Ein Vorwort von Hubert Weinzierl 1985

 

11-12

Die Flut von Veröffentlichungen über Natur- und Umweltschutz kostet wahrscheinlich mehr Bäume das Papier-Leben, als mit den hehren Erklärungen gerettet werden. Wozu also ein weiteres Buch schreiben, wozu die Stapel ungelesener Schriften um einen Titel vermehren?

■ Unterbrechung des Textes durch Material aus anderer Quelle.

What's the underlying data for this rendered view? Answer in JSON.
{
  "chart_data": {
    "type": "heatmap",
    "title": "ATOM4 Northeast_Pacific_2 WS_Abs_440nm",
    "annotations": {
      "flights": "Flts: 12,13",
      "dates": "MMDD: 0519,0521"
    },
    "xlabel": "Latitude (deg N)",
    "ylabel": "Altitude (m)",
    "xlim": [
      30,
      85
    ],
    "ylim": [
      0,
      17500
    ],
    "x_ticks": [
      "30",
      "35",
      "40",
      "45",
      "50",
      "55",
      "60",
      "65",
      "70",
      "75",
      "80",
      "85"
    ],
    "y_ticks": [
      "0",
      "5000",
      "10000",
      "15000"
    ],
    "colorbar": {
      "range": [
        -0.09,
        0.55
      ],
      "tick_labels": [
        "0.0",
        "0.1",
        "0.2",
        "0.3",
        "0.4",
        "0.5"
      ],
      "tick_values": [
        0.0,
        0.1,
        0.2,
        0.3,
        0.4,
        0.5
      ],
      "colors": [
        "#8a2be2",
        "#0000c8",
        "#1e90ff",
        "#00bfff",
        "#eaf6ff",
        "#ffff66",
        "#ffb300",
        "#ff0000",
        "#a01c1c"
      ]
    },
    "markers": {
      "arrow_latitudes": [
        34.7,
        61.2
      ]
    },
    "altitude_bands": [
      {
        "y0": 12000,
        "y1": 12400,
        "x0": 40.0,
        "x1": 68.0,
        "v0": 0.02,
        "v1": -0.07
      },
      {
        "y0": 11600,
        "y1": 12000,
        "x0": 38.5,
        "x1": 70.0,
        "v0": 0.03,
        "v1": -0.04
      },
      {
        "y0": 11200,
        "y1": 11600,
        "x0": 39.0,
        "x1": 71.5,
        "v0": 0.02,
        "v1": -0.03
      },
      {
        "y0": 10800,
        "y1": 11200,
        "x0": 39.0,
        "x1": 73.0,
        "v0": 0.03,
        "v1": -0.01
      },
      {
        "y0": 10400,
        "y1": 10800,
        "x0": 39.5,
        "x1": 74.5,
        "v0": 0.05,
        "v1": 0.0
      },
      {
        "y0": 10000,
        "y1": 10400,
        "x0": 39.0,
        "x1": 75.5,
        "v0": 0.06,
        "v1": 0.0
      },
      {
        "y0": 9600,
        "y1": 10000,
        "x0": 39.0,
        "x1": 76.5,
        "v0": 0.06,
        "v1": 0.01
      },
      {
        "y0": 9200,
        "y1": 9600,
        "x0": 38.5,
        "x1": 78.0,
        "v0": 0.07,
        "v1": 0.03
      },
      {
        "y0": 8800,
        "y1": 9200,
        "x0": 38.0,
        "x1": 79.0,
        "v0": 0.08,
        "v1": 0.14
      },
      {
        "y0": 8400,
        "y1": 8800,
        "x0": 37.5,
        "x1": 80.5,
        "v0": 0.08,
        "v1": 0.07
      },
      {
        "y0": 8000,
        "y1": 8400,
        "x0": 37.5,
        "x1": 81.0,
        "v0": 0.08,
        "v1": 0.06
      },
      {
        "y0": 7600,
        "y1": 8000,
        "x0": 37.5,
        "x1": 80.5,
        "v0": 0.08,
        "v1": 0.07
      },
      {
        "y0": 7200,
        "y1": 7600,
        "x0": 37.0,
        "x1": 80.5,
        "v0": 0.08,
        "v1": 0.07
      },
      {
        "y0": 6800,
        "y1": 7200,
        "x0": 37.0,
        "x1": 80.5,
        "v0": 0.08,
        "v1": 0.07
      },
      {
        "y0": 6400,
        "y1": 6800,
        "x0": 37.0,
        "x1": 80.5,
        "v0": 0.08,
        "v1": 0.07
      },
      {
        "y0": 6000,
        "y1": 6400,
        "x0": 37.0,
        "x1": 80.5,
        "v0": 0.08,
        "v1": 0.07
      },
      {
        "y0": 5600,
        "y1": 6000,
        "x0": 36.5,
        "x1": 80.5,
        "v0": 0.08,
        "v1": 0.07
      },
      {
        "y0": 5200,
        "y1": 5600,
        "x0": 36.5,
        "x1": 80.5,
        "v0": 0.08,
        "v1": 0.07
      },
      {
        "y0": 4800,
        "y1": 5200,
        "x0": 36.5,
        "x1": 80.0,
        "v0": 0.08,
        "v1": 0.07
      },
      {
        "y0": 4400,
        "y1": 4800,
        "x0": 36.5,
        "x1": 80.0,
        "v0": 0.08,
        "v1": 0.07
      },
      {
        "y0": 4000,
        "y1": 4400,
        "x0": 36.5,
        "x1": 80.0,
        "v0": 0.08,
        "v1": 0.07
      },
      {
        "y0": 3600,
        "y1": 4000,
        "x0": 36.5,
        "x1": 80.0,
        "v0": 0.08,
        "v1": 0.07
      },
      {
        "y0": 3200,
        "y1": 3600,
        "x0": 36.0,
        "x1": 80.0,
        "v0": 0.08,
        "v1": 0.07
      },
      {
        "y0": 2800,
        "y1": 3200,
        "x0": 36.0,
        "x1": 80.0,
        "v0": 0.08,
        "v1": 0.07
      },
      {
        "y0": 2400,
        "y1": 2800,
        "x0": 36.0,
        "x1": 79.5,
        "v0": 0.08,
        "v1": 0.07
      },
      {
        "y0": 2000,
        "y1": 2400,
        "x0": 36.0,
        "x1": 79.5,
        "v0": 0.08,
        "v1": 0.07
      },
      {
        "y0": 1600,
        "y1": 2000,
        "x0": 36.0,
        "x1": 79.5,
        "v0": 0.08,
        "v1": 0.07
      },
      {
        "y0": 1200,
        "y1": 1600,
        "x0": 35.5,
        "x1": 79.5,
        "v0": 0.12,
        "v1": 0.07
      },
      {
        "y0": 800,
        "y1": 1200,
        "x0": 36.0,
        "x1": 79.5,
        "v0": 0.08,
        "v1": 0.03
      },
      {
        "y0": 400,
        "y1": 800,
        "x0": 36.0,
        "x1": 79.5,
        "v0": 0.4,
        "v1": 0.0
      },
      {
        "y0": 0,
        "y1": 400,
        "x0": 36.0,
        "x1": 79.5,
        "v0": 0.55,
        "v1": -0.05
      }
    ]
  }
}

Meine Absicht war es, ein »Gegenbuch« zu schreiben, ein Phänomen unserer Tage aufzuzeigen: Während nämlich alle – vom Minister bis zum Taxifahrer, von der Haus­frau bis zum Universitätsprofessor – von Naturschutz reden, und während Umwelt­politik das Thema von Gemeinderäten und inzwischen von Staatsoberhäuptern geworden ist – passiert gar nichts!

Diese lähmende Hektik habe ich bei Hunderten von Veranstaltungen, Verhandlungen oder Gesprächen im Jahre 1984 protokolliert, um aufzuzeigen, daß wir mit unserer linearen Denkweise »in kleinen Schritten« niemals den Wettlauf gewinnen können, den uns unerbittliche Naturgesetze mit ihren exponentiellen Abläufen vorgeben.

Die Aufzeichnungen sollen die Kluft verdeutlichen, die sich zwischen unseren Worten und Werken ständig vergrößert, obwohl das Umweltbewußtsein angeblich weiter an­steigt!

Dabei will ich keine Gruppe, nicht »die Politik« oder »die Industrie« oder »die Autofahrer« verteufeln, sondern allenfalls auf unsere gemeinsame falsche Denk­weise, auf die unsolidarische Atmosphäre gegenüber der Schöpfung aufmerksam machen.

Zu Beginn des Orwell-Jahres 1984 hat mir ein hoher Politiker gesagt: »Werden's sehen, passieren tut gar nichts!«

Er hat recht behalten, auch wenn er es anders gemeint hat: Während wir viele Programme vorlegen, zerreißt das Netzwerk des Lebens. Während wir Arbeitsplätze für Menschen fordern, verselbständigen sich die Maschinen. Während das Umweltbewußtsein wächst, schwindet die Umwelt. Während die Schar der Waldfreunde anwächst, stirbt der Wald. Wo gestern noch drei Bauern gepflügt haben, steht heute die Agrarfabrik.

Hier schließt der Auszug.